Jane Goodall moved to Africa shortly after the Flood, as everybody knows, to study wild chimpanzees, and thanks to her observations over many years we now know that chimpanzees have such human traits as the ability to acquire and use tools, and of course they can master a good many signs in communicating and they can and do occasionally murder each other.
In fact, she goes on, they are genetically 99 percent us. I could not understand this and tried to discuss it with Jane Goodall but got nowhere, not knowing enough to follow her. Even Ivory Soap is no closer to purity than chimpanzees are to humans, and they can get some human diseases that other animals cannot.
Which has led, much to Goodall's distress, to the wide use of chimps in research laboratories. The average human, busy with the chores of the day and not keen to open new cans of worms, likes to think those chimpanzees are serving science with the help of benign and wise master physicians and researchers, very like Billy Graham or those reassuring doctors in the TV ads that sell hemorrhoid pads and toothpaste.
"I doubt very much that chimpanzees are going to be any use at all in finding a cure for AIDS," she said, with that quiet temperate tone that has marked her pronouncements. "The chimpanzees get the virus, all right, but thus far none of them has gotten AIDS."
She suspects we shall simply endure AIDS until that retrovirus mutates to a less virulent and fatal form. Meanwhile, the many chimpanzees inoculated with the AIDS virus will be a reservoir of the disease. In them the virus may continue to mutate, she fears, and eventually become disastrous for them -- perhaps long after it becomes less horrible for humans.
If the chimpanzees were potatoes, Goodall would not mind so much. It would make no great difference if a lot of potatoes were used up, for no discernible results. But for Miss Goodall the use of chimpanzees in laboratories is not so far from using humans.
Once, as she slowly sipped a scotch, unwinding after a good many hours of meetings, she said chimpanzees in laboratories should be kept in pairs, for company, and should have at least 400 square feet of space. She had spoken of such things when she received the Albert Schweitzer Medal earlier on this visit to Washington. It is given no oftener than once a year by the Animal Welfare Institute (last year it was awarded to Sen. Robert Dole, R-Kan., for legislation on humane treatment of beasts).
"That's more space than criminals get in our prisons," I ventured.

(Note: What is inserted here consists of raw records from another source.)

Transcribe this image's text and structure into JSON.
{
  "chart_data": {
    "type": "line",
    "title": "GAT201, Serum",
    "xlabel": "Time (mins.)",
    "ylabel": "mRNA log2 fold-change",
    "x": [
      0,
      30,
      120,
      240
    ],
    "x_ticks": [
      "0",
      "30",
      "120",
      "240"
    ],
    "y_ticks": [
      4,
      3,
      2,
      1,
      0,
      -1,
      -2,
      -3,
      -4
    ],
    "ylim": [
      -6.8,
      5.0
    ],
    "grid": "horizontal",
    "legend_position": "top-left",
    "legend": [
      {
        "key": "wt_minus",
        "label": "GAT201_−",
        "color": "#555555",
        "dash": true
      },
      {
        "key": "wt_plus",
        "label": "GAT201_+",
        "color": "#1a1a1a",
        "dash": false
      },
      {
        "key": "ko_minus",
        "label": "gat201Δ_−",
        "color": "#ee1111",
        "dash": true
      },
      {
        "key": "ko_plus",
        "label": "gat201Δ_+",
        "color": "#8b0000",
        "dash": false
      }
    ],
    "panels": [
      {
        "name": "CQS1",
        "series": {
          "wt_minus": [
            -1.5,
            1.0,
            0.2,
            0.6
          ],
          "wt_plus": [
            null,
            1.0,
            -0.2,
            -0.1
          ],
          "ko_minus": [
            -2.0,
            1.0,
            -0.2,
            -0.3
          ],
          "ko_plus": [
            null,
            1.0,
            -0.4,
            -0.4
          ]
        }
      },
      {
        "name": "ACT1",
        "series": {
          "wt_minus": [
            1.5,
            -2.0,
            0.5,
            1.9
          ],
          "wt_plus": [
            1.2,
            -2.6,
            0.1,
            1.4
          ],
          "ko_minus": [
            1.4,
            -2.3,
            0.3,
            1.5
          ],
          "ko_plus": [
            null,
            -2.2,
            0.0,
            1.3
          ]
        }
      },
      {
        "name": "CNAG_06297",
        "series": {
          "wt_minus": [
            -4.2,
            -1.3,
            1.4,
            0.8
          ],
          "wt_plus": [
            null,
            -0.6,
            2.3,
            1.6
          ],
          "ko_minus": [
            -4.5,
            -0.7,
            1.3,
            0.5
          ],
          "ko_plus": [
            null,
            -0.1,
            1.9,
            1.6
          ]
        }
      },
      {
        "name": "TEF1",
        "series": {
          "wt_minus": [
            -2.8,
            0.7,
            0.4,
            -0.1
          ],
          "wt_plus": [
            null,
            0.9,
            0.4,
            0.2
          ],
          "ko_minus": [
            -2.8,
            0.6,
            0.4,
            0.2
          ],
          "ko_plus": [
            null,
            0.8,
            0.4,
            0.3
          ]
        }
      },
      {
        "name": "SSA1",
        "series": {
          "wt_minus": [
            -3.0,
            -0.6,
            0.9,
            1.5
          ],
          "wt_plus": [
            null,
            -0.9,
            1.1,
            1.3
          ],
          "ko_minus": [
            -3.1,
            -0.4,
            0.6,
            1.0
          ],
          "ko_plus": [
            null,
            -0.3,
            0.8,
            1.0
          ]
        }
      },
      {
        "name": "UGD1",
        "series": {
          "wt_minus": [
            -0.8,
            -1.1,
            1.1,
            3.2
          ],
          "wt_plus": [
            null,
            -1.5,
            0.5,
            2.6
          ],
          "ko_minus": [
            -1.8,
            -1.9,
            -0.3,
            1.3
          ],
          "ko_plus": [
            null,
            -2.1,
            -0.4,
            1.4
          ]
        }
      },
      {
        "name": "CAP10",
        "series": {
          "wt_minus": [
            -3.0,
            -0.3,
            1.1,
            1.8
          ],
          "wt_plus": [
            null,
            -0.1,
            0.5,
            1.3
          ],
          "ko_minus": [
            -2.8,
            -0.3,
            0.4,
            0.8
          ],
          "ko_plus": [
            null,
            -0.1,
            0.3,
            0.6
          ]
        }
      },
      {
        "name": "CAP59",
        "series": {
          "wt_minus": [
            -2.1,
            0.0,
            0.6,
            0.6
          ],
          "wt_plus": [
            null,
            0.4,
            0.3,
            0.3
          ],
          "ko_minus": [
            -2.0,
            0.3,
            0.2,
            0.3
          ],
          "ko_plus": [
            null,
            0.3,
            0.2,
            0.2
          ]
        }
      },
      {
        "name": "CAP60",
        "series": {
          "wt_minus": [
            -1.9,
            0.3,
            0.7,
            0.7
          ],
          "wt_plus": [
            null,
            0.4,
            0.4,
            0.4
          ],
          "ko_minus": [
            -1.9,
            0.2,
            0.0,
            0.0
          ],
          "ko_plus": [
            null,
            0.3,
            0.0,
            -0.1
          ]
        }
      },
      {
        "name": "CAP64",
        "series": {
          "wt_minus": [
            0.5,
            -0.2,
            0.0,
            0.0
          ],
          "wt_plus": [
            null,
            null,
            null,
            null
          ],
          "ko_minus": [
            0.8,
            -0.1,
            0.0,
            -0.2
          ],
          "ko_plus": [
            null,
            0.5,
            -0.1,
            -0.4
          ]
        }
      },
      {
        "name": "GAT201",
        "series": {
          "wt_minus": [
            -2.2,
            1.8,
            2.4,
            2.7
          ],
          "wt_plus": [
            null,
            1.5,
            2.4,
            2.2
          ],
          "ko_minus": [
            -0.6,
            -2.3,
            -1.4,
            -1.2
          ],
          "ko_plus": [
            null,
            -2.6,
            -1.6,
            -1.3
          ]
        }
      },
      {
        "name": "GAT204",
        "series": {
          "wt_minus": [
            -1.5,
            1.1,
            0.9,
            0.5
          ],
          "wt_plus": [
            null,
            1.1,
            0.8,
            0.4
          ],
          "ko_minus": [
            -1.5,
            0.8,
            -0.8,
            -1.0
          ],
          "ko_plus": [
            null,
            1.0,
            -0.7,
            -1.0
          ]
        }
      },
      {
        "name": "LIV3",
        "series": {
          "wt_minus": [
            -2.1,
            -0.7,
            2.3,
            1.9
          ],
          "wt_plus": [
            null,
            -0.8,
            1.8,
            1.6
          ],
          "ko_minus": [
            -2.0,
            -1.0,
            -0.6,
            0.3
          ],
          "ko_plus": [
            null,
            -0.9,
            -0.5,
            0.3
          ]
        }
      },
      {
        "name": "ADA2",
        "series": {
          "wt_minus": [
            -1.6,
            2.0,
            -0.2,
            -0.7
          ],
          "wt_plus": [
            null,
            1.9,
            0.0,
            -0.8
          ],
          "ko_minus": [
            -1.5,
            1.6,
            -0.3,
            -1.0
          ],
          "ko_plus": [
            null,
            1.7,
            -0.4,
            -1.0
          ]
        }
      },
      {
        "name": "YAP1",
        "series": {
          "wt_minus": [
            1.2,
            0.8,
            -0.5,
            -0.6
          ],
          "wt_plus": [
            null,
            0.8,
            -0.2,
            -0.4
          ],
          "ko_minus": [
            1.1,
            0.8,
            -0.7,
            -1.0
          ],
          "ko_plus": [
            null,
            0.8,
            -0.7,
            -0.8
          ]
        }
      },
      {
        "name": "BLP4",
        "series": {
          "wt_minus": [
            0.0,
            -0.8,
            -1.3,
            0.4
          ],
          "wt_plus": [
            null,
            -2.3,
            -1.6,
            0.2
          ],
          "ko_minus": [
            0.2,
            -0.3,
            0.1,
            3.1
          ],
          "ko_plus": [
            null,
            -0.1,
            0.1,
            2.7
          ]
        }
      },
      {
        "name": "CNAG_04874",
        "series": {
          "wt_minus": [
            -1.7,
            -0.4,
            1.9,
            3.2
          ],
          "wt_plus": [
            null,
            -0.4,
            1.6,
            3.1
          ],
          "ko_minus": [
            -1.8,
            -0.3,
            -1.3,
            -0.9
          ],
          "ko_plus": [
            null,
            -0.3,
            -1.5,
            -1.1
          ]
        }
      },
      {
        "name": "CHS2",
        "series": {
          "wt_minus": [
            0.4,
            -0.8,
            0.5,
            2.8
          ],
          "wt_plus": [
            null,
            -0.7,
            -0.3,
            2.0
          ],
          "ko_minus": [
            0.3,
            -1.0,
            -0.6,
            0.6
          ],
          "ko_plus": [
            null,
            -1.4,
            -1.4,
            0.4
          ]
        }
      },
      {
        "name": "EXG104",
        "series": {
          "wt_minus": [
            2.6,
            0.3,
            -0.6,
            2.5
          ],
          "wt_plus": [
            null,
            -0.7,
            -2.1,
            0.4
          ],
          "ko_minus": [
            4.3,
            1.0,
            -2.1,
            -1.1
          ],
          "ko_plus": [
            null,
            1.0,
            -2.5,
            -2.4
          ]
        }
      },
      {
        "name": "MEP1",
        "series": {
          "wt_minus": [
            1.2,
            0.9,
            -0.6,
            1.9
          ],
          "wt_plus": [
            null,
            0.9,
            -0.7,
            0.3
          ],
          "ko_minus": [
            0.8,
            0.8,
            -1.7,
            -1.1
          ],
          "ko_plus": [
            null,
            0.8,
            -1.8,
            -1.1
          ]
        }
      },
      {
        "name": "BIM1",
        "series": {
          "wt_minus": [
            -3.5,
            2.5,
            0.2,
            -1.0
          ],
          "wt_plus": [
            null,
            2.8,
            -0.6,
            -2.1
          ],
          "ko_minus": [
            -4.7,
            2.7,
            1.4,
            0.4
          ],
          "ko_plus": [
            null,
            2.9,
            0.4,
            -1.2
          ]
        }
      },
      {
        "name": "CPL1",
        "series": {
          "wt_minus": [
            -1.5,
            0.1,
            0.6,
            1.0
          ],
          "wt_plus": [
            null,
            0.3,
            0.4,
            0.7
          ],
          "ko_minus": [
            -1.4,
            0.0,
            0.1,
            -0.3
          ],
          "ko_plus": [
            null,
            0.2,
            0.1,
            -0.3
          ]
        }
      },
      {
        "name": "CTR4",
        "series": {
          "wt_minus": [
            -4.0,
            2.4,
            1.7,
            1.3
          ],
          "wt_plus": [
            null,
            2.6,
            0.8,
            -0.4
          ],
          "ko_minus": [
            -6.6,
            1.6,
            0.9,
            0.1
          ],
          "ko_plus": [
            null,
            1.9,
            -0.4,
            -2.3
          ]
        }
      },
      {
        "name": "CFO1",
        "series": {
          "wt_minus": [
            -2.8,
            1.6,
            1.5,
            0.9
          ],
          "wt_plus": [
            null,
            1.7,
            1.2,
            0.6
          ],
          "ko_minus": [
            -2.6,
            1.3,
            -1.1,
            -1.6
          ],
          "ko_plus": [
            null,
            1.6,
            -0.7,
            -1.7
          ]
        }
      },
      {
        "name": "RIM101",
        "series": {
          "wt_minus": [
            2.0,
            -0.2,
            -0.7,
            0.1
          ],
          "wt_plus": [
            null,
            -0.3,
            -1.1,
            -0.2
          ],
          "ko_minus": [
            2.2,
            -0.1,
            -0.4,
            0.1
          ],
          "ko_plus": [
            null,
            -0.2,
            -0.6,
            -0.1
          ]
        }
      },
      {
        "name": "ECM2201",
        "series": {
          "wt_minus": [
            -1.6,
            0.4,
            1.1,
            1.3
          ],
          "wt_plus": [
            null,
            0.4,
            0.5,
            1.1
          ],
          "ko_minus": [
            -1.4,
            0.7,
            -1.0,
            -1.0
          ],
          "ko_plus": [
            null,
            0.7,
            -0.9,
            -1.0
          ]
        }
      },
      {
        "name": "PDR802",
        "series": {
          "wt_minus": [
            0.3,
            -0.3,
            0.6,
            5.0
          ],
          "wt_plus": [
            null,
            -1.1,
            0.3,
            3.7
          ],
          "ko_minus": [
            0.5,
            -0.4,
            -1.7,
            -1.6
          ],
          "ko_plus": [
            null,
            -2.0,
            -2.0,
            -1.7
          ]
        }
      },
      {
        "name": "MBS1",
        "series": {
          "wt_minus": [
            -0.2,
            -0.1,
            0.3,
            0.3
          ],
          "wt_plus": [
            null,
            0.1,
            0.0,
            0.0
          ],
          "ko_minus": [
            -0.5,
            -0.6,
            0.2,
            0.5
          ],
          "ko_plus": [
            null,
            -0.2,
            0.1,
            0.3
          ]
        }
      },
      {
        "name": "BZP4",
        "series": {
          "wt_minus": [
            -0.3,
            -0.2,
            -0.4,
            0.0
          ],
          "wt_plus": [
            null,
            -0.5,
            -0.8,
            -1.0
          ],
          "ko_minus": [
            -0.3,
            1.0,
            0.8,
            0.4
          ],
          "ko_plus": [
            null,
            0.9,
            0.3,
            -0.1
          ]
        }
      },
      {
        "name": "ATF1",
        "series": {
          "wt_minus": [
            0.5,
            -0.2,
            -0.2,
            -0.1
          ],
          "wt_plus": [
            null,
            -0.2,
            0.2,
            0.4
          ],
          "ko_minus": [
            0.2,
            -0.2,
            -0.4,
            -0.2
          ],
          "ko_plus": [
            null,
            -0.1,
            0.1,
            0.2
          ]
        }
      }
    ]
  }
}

"Yes. And the chimpanzees are not criminals," she said with a new sharpness in her voice. "They committed no offenses against us, and we are using them for our own purposes. There are real questions of ethics in using animals so closely related to us in laboratories, but forget that for a minute, and simply consider how they are treated as we use them in research."
She visited a laboratory last spring and observed the apes. She found them jammed two to a cage smaller than a two-foot cube. After a few months (during which they just sat there) they were to be infected with a virus and given separate cages. For the next several years they would stay in their cages -- there are laboratories where the cages are simply lined up -- and, Goodall said, "during that time they will become insane."
Apes are quite different from potatoes or from machines. Once I met an infant gorilla at an airport. While its owner filled out some forms, he dumped the little ape in my arms. He gazed up (the gorilla) and flung his arms around my neck, holding on for dear life. Later I observed him during the first year that he lived with a human family. It is impossible after that to think of any ape as just a dumb animal.
Americans in general are aware of puppies and infant cats, and most people who have lived intimately with them are fully persuaded those beasts have surprising intelligence. It is not possible for an intelligent human to regard even a cat as if it were no more than an animated toy. The authority and dignity of life shines perfectly clearly even in a rat. Let alone an ape.
Goodall would be satisfied, or at least somewhat appeased, if laboratories afforded their apes the chance to play, to sample a variety of foods, to go outdoors occasionally and get some sun -- she would be pleased if these animals were given at least a fraction of the environment for which they are designed, with recognition that they can feel despair. Even in a laboratory their lives could be made endurable with intervals of delight.
The stunning answer commonly given by laboratories is that the cages have to be easy to clean, and besides space is expensive, and there are labor costs in tending to apes humanely.
Indeed there are. If those costs are too great, then the answer is to stop using the animals. It is not a human answer to say that barbarism is the solution to laboratory costs.
Americans are clear on the matter if faced with it. The trick, in the laboratory business, is to see that Americans do not know what apes are like, in the first place, and how they are treated. Once people know, people do not tolerate it.
"Do chimpanzees have souls, do you think?" I had wondered how far Goodall carried her evaluation of the apes, and on what grounds she fought so hard for them.
"I am not an authority on the soul," she said, "but I personally cannot believe that when we die there is simply nothing." (She is an Anglican in religion). "And I believe that what we have the chimpanzees have."
The prospect of apes going to town on harps while their tormentors lie howling is not, I thought, altogether unattractive.